Esports in the Middle East
The Middle East itself is a region severely under-represented in the world of competitive esports. This is not to say that those in the Middle East lack an interest in gaming — according to a worldwide study conducted in 2021, 90% of those with internet access in the UAE play some sort of video game, and this number goes up to 91% in Saudi Arabia, placing the two as the 10th and 8th highest countries on the list, respectively. Despite this, recent studies showing the leading countries in esports based on their number of active esports competition players don’t feature any Middle Eastern countries within their dataset, making it the only one of the world’s major regions to go unrepresented.
The reason for this may be due to technical obstacles rather than a lack of interest. Several big competitive games like League of Legends, PUBG, and Overwatch don’t have any servers in the Middle East. Players often have to pick between East Asian or European servers, giving them a higher ping (the latency between a player’s computer and the game’s server) and putting them at an immediate disadvantage. For games that do have Middle Eastern servers, other issues may arise. DOTA 2, for example, doesn’t allow players on their Dubai servers to play ranked games. Additional region-based difficulties seem to continuously plague Middle Eastern players. Earlier this year, Twitch blocked all payments going out to Middle Eastern-based streamers because of “certain tax information” discrepancies.

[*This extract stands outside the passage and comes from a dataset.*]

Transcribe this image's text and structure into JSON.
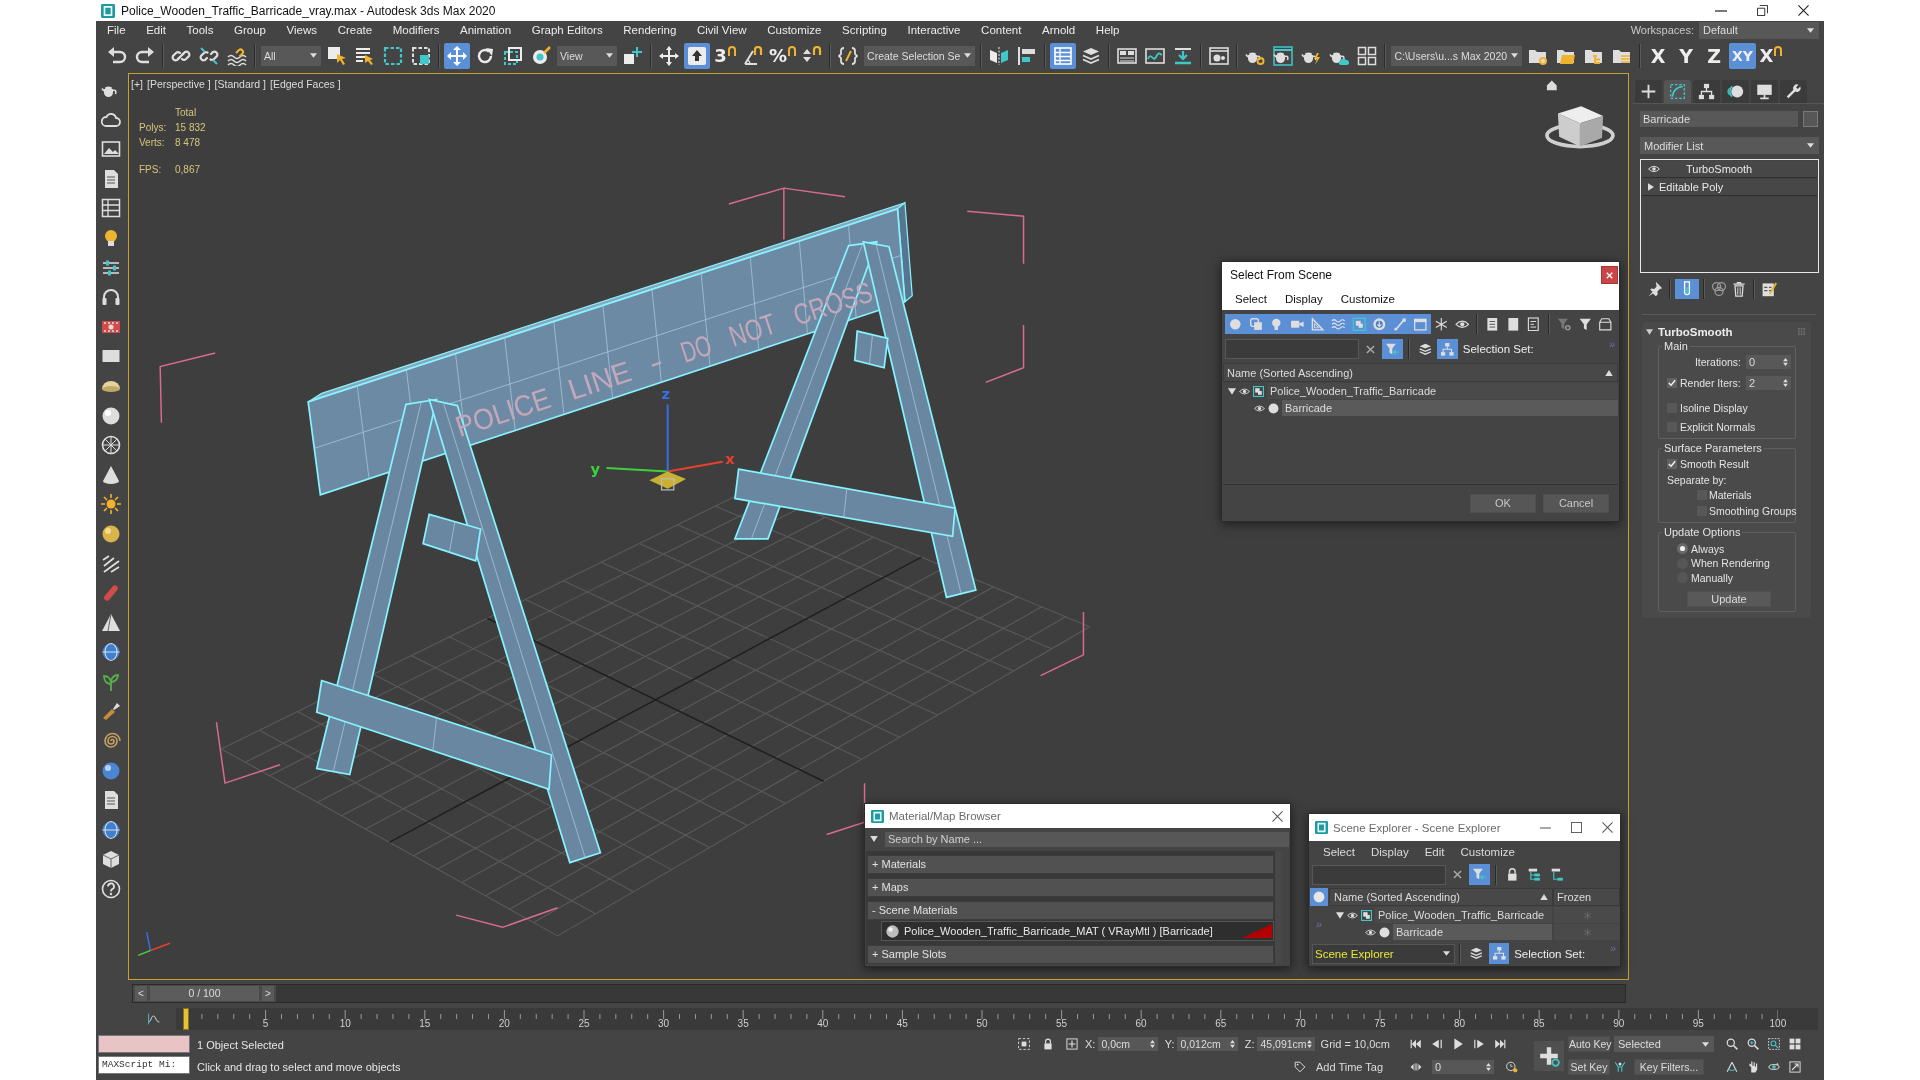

Despite these difficulties, thousands of gamers in the Middle East still attempt to pursue the career professionally. While male teams had been popping up in the region for several years, female teams were non-existent, despite females making up 44% of gamers in the Middle East-North African market.

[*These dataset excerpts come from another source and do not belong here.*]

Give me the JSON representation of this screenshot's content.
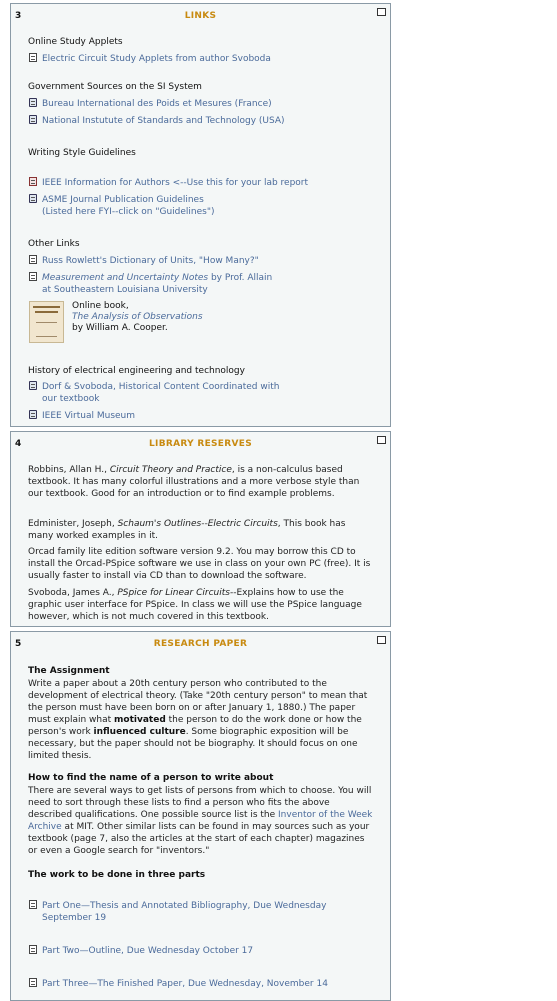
{
  "s3": {
    "num": "3",
    "title": "LINKS",
    "g1": "Online Study Applets",
    "l1": "Electric Circuit Study Applets from author Svoboda",
    "g2": "Government Sources on the SI System",
    "l2": "Bureau International des Poids et Mesures (France)",
    "l3": "National Instutute of Standards and Technology (USA)",
    "g3": "Writing Style Guidelines",
    "l4": "IEEE Information for Authors <--Use this for your lab report",
    "l5a": "ASME Journal Publication Guidelines",
    "l5b": "(Listed here FYI--click on \"Guidelines\")",
    "g4": "Other Links",
    "l6": "Russ Rowlett's Dictionary of Units, \"How Many?\"",
    "l7a": "Measurement and Uncertainty Notes",
    "l7b": " by Prof. Allain",
    "l7c": "at Southeastern Louisiana University",
    "book1": "Online book,",
    "book2": "The Analysis of Observations",
    "book3": "by William A. Cooper.",
    "g5": "History of electrical engineering and technology",
    "l8a": "Dorf & Svoboda, Historical Content Coordinated with",
    "l8b": "our textbook",
    "l9": "IEEE Virtual Museum"
  },
  "s4": {
    "num": "4",
    "title": "LIBRARY RESERVES",
    "p1_a": "Robbins, Allan H., ",
    "p1_i": "Circuit Theory and Practice",
    "p1_b": ", is a non-calculus based textbook.  It has many colorful illustrations and a more verbose style than our textbook.  Good for an introduction or to find example problems.",
    "p2_a": "Edminister, Joseph, ",
    "p2_i": "Schaum's Outlines--Electric Circuits",
    "p2_b": ", This book has many worked examples in it.",
    "p3": "Orcad family lite edition software version 9.2.  You may borrow this CD to install the Orcad-PSpice software we use in class on your own PC (free).  It is usually faster to install via CD than to download the software.",
    "p4_a": "Svoboda, James A., ",
    "p4_i": "PSpice for Linear Circuits",
    "p4_b": "--Explains how to use the graphic user interface for PSpice.  In class we will use the PSpice language however, which is not much covered in this textbook."
  },
  "s5": {
    "num": "5",
    "title": "RESEARCH PAPER",
    "h1": "The Assignment",
    "p1_a": "Write a paper about a 20th century person who contributed to the development of electrical theory. (Take \"20th century person\" to mean that the person must have been born on or after January 1, 1880.) The paper must explain what ",
    "p1_b1": "motivated",
    "p1_c": " the person to do the work done or how the person's work ",
    "p1_b2": "influenced culture",
    "p1_d": ". Some biographic exposition will be necessary, but the paper should not be biography. It should focus on one limited thesis.",
    "h2": "How to find the name of a person to write about",
    "p2_a": "There are several ways to get lists of persons from which to choose. You will need to sort through these lists to find a person who fits the above described qualifications. One possible source list is the ",
    "p2_link": "Inventor of the Week Archive",
    "p2_b": " at MIT. Other similar lists can be found in may sources such as your textbook (page 7, also the articles at the start of each chapter) magazines or even a Google search for \"inventors.\"",
    "h3": "The work to be done in three parts",
    "l1": "Part One—Thesis and Annotated Bibliography, Due Wednesday September 19",
    "l2": "Part Two—Outline, Due Wednesday October 17",
    "l3": "Part Three—The Finished Paper, Due Wednesday, November 14"
  }
}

Six months before GIRLGAMER Dubai, that changed with the creation of “Galaxy Racer”: a group of five women aged 17 to 24, all from various countries in the Middle East, put together by local organizing group Galaxy Racer Esports alongside the UAE government. One of the main reasons the creation of this team was possible was thanks to Madiha Naz.
The Creation of Galaxy Racer
Madiha “Madi XO” Naz is a Pakistani League of Legends player born in the United Arab Emirates. A member of the original Galaxy Racer team that competed at GIRLGAMER, Madiha is the first female esports player from the Middle East, and one of the primary advocates for the creation of Galaxy Racer.